Our teachers were women who were themselves strong, powerful women. They were examples and role models for us and we learned from them. I remember a science teacher telling us not only could we have our own professions,  that we owed it to ourselves as a matter of self respect. She also said we always needed to remember we might need to work in a profession. She had been widowed as a young woman and had to work to support her family. Many of our teachers were of the generation who had lost their partners or intended partners in the Second World War - they needed to work, or chose to work. They were wonderful role models for us and taught us the importance of being independent young women.
 

Have you experienced any barriers in the workplace due to being a woman? If so, how did you overcome them?

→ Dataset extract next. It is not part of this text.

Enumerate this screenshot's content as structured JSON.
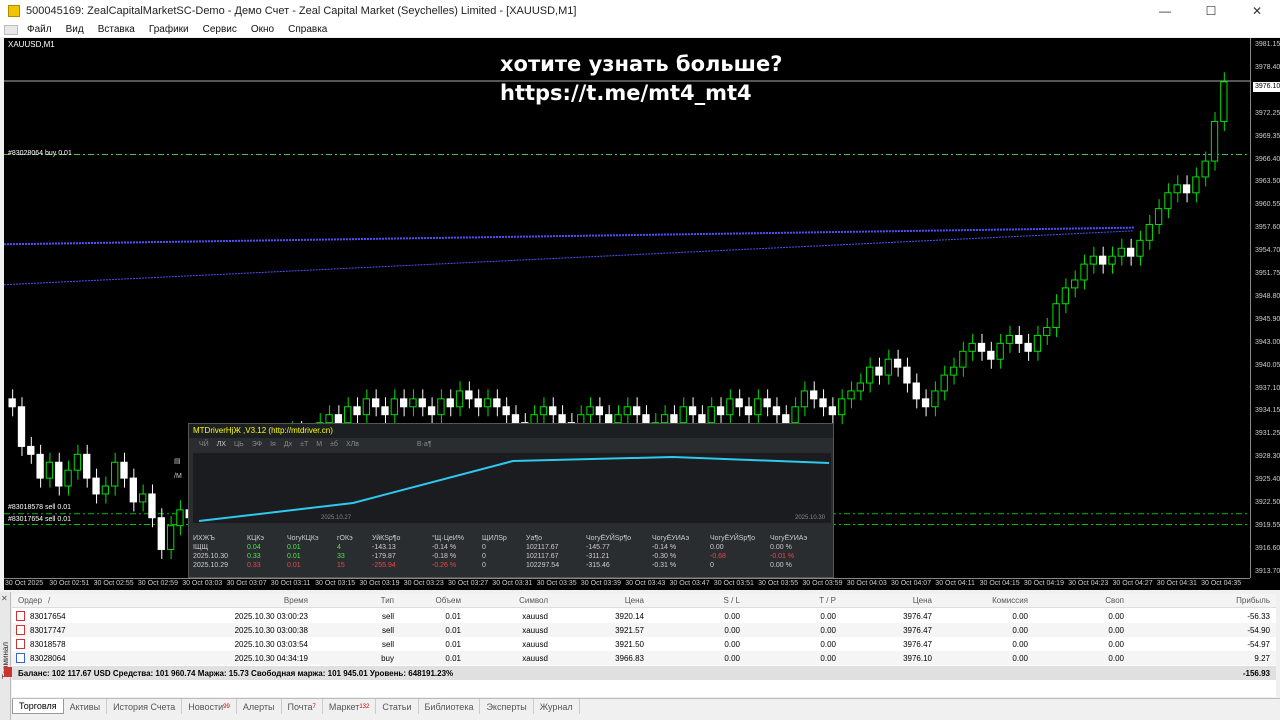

Yes, there were quiet and therefore insidious barriers, as well as louder and obvious ones. Each time, because of the way my family had encouraged and shaped me to be a strong and independent woman, and the culture of Dame Allans, I was simply disappointed and wearied that there was a world out there which didn’t empower women or believe in us. 

Having been surprised and frankly discriminated against, I simply got on with doing things the way I wanted to. Sometimes I know I missed out on posts or positions I wanted because I am a woman, but I didn’t let that define me. I really do have some shocking tales I can tell! 

I decided many years ago to get on with things and so often over the intervening years I have been the only woman on a panel, on a board, in a team. The token woman! Gradually those micro-aggressions and prejudices have faded – even dare I say, disappeared? 

Now I work with many other senior women. But I am sadly aware that the apparent improvements we now experience are fragile, as we have seen in countries around the world all too recently.

What’s the best piece of advice you’ve ever been given?

To be true to myself. That has been the best advice and I have tried to hold it as my  guiding light.

If you could invite three inspirational women (dead or alive) to a dinner party, who would they be?

I‘d definitely want to invite Jacinda Ardern, who is still at the time of writing this Prime Minister of New Zealand, but who has just announced she will step down from her role in early February. I‘d love her to join me at that dinner so I can hear about her work and the way she has managed to keep humanity and kindness at the core of her approach to her work.

I would also want to invite Katharine G.Johnson who died in 2020 and was an American mathematician whose calculations as a NASA employee were of central importance to the success of the first (and all later) US crewed spaceflights. As an African American and a woman she faced discrimination, prejudice and exclusion with a quiet assertive calm. Her brilliance gradually won her the respect and recognition she deserved. She was one of the three women about whom the film Hidden Figures was made and when she received a Presidential Medal of Freedom President Obama said; “ Katharine G Johnson refused to be limited by society’s expectations of her gender and race while expanding the boundaries of humanity’s reach”. 

For my third guest I would like to invite Lady Brenda Hale (Baroness Hale of Richmond). She is a British judge who served as President of the Supreme Court of the United Kingdom from 2017 until she retired in 2020. She is now a member of the House of Lords. She famously wore that spider brooch when she calmly and assertively gave the court’s verdict that the then Prime Minister could not prorogue parliament – that it would be an unlawful act. She was an academic for much of her career and comes from North Yorkshire, and will forever after be dubbed as Spiderwoman! It would be lovely to have her at my dinner table.

What advice do you have for women starting out in their careers?

Take the opportunities as they come; believe in yourself, don’t be deterred by others and be true to yourself. And above all, be kind.